Chelsea Manning, the 31-year-old Oklahoma-born whistleblower who was sentenced to 35 years jail for leaking almost 750,000 classified US military and diplomatic documents in 2010, has put the newly-formed Morrison government in a no-win position.
Manning, whose sentence was commuted by President Obama in January 2017, just before the Trump inauguration, now makes her living as an international speaker and activist.
She recently applied for a visa to come to Australia for paid speaking engagements in Sydney, Brisbane and Melbourne. Her first appearance, as part of the Antidote festival at the Sydney Opera House, is scheduled for Sunday.
That now appears unlikely to proceed given the Federal Government is considering whether or not to deny her a visa. Manning has been issued with a "Notice of intention to consider refusal of your visa application".
The Home Affairs Department said Manning's eligibility to enter Australia was in doubt because of her criminal record.
Obama only commuted her sentence; she retains her convictions for espionage and theft.

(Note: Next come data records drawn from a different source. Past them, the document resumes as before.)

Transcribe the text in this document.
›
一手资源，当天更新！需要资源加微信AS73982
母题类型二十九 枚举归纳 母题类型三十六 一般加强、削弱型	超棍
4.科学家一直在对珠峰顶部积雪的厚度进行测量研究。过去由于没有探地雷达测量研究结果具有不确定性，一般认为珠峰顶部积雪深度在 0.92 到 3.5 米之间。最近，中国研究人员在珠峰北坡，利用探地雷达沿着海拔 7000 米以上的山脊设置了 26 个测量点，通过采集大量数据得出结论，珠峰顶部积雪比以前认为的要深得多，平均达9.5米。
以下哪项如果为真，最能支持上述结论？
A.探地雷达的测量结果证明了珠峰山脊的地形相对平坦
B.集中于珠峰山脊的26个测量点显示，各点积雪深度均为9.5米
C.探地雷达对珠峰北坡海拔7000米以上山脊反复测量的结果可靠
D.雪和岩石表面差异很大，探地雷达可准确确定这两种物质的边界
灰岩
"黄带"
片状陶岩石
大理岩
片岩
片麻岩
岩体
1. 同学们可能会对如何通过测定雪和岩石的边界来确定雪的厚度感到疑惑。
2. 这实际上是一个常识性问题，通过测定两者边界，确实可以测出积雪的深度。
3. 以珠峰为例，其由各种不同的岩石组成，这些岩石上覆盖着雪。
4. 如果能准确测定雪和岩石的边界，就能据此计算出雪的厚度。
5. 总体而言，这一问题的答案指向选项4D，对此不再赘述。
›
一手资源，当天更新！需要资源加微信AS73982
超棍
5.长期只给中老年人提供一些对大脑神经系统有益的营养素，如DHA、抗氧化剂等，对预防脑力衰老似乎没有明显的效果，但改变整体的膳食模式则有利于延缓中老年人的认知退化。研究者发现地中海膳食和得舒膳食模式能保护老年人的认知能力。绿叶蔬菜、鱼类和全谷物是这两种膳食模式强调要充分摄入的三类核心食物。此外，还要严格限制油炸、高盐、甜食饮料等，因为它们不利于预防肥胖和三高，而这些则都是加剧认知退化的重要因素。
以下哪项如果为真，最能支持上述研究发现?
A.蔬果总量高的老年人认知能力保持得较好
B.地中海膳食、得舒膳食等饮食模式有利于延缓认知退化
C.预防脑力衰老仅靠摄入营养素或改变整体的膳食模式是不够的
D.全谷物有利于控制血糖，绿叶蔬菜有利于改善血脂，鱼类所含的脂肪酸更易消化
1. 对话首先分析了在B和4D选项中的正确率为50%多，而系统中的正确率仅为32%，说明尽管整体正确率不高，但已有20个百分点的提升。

The issue of the "Notice of intention" has caused outrage in some quarters with Antidote organisers, lawyers, journalists and civil rights and free speech activists all condemning the move as tantamount to an act of censorship.
Her defenders argue that Manning's actions had a positive effect in that they exposed war crimes and human rights abuses during the wars in Iraq and Afghanistan.
This included sending video of the Granai airstrike, in which between 86 and 147 Afghan civilians were killed in an attack by a USAF B-1 bomber near Herat on May 4, 2009, to Wikileaks.
Other people, including former army officer, NSW RSL president and non-resident fellow at the United States Study Centre, James Brown, are critical of Manning's actions and have defended moves to ban her from entering the country however.
Brown says Manning is a "text book example" of why there needs to be a character test for people wanting to enter Australia as visitors.
"Coming into Australia as a non-citizen is a privilege, not a right," he said. "Someone who has a substantial criminal record shouldn't enjoy that right, and particularly someone who has worked to undermine our national interest and the security of our troops."
Brown, who says people would have died as a result of Manning's actions, doesn't see this as a freedom of speech matter: "No-one is saying you shouldn't read her books or her columns... [but] we have the right to determine who comes into Australia."
An interesting counterpoint to Manning is Jordan Belfort, the so-called "Wolf of Wall Street" who spent 22 months in prison in the US after pleading guilty to fraud and stock market manipulation that resulted in stock holder losses of more than $200 million.
Belfort has visited Australia as a paid speaker on two separate occasions.
Manning, like Belfort, does not appear to be somebody whose presence in this country represents a danger to the public. There is no risk she will re-offend, incite violence, encourage terrorism or steal documents.
If Manning is banned from entry the Government will find itself under pressure to explain why a premeditated fraudster is okay but a woman regarded by many as a whistleblower, a hero and an activist is not.